Students work on writing at camp in Tupelo

TUPELO – Several Church Street Elementary students have spent the past week learning that writing entails much more than jotting words onto a page.
While attending the school’s eighth annual summer writing camp, those students are learning the art of brainstorming, adding strong verbs and including sensory descriptions.
Each of the roughly 30 students in the camp wrote a story on Monday based on a personal memory. They’ve constantly revised those stories each day since and will present their finished work in a special program today.
“I’ve had kids in my class who have been to the camp before, and I see they understand the writing process more,” said Church Street first-grade teacher Amy Wyatt, who is one of two instructors for the camp. “The most important part is the revising process and learning that you’re not done the first time you write it.”

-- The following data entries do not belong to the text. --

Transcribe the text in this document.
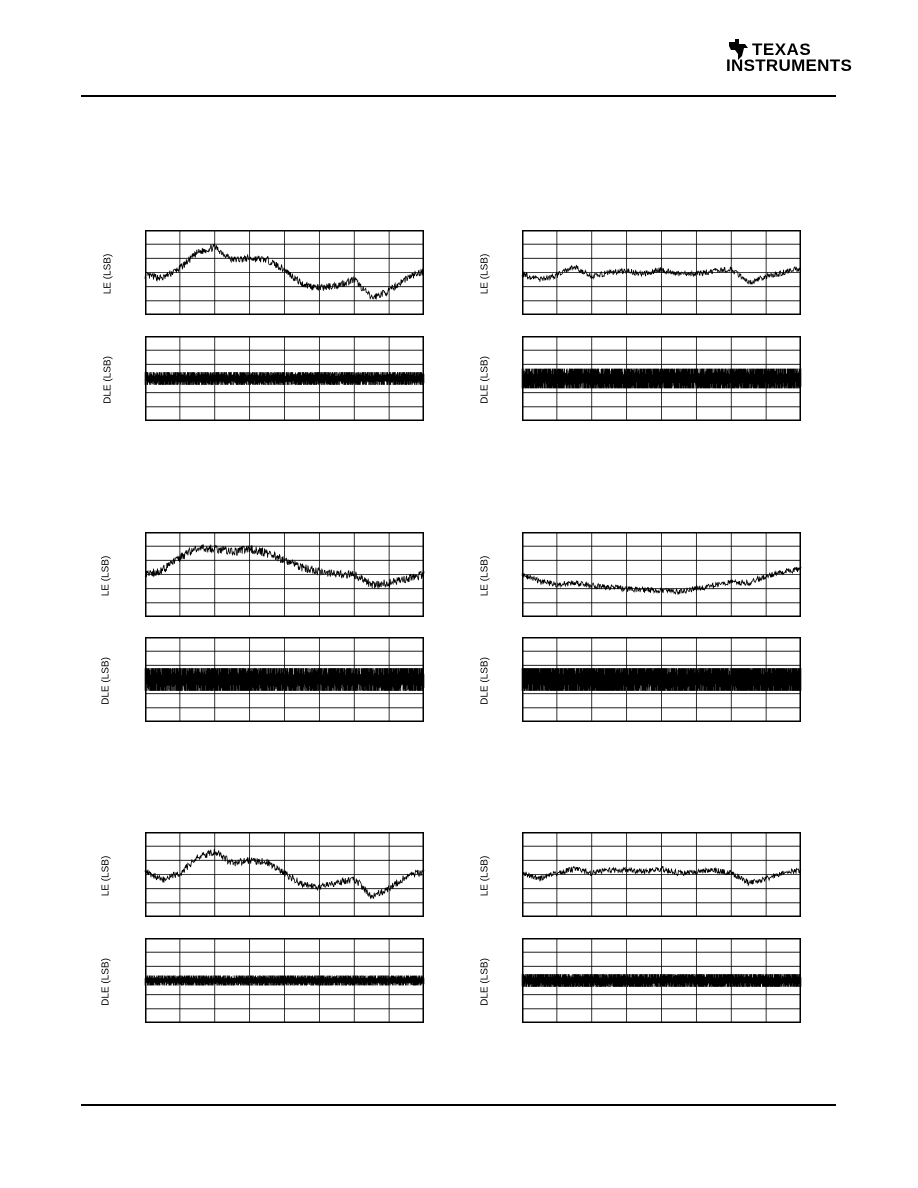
TEXAS
INSTRUMENTS
LE (LSB)	LE (LSB)
DLE (LSB)	DLE (LSB)
LE (LSB)	LE (LSB)
DLE (LSB)	DLE (LSB)
LE (LSB)	LE (LSB)
DLE (LSB)	DLE (LSB)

All of the campers are in kindergarten to third grade, but co-instructor Terry Leigh Clayton said they are learning skills that are useful to adult writers.
“Teachers teach writing, but they can’t devote a week to it and nothing else,” Clayton said.
Clayton, who also teaches physical education at Church Street, has been an instructor at the camp all eight of its years. The camp is sponsored by the school’s Parent Teacher Association.
The students write stories and poems, discuss stories they read and create other artwork.
“It gives them a confidence in their writing,” said Church Street Principal Kay Collins. “We try to teach them to read like writers and write like readers.”
Their biggest work is the story they write based upon a personal memory. The process begins on Monday when the campers brainstorm three or four ideas and conference with their fellow campers to pick the best one. By the end of the day, the students have finished their first draft.
They continue to add to that draft. They read their story to partners, who point out questions they have about the story, and make sensory charts to see how they can add descriptions to give the story more emotion and flavor.
They discuss verb usage and titles and read other books to study how those authors began their stories.
“My favorite part is when we write stories and add more things to it like rhymes and sounds,” said Belle Roberts, 8. “I’ve learned you can always go back to your story and add more things.”